Computing this for each run of K-means we choose the final clustering that achieves the smallest such value as the best clustering arrangement.

To illustrate the usage of the intra-cluster distance as a measurement for the quality of a clustering run, below we run K-means using the previous two initializations as well as one additional one that results in a perfect clustering on the toy dataset above. We then plot the final clustering provided by each initialization - with the average intra-cluster distance in each printed above the panel.

Here we can see how the average intra-cluster distance provides us with a simple numerical way to compare the quality of various clusterings (when $K$ is fixed). Above we can see how in this instance the empty-cluster scenario (left panel) provided the worst value, the sub-optimal clustering (middle panel) a slightly lower value, and the optimal clustering (right panel) a significantly lower value.

Example 3: Choosing the ideal number of clusters $K$¶

To determine the optimal setting of the parameter $K$ - i.e., the number of clusters in which to cluster the data - we typically must try a range of different values for $K$, run the K-means algorithm in each case, and compare the results using the average intra-cluster distance. Of course if we achieve an optimal clusterings for each value of $K$ (perhaps running the algorithm multiple times for each value of $K$) then the intra-cluster distance should always go down as we increase the value of $K$ since we are partitioning the dataset into more and more small chunks.

For example, in the Python cell below we plot the intra-cluster distance for the dataset used in the previous example resulting from 10 runs of K-means using $K=1,\ldots,10$, with a maximum number of 10 iterations per run.
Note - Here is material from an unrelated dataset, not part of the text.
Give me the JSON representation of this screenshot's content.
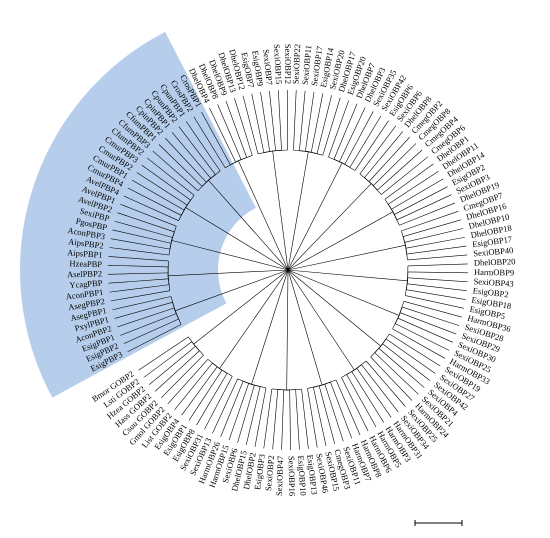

This plot is often referred to in the jargon of machine learning as a scree plot.

As one should expect, the intra-cluster distance decreases monotonically as we increase $K$. Notice, however that the scree plot above has an elbow at $K=3$, meaning that increasing the number of clusters from $3$ to $4$ and onwards reduces the objective value by very little. Because of this we can argue that $K=3$ is a good choice for the number of clusters for this particular dataset (as we saw in the prior example, it is indeed the optimal number) since any fewer clusters and the intra-cluster distance is comparatively large, while adding additional clusters does not decrease the total intra-cluster distance too much.

This illustrates the typical usage of the scree plot for deciding on an ideal number of clusters $K$ for K-means. We compute and then plot the intra-cluster distance over a range of values for $K$, and pick the value at the 'elbow' of the plot.

References¶

[1] D’Haeseleer, P. How does gene expression clustering work? Nature Biotechnology. 23, 1499–1501, (2005).

[2] Eisen, M.B., Spellman, P.T., Brown, P.O. and Botstein, D. Cluster analysis and display of genome-wide expression patterns. Proc. Natl. Acad. Sci. USA 95, 14863–14868, (1998).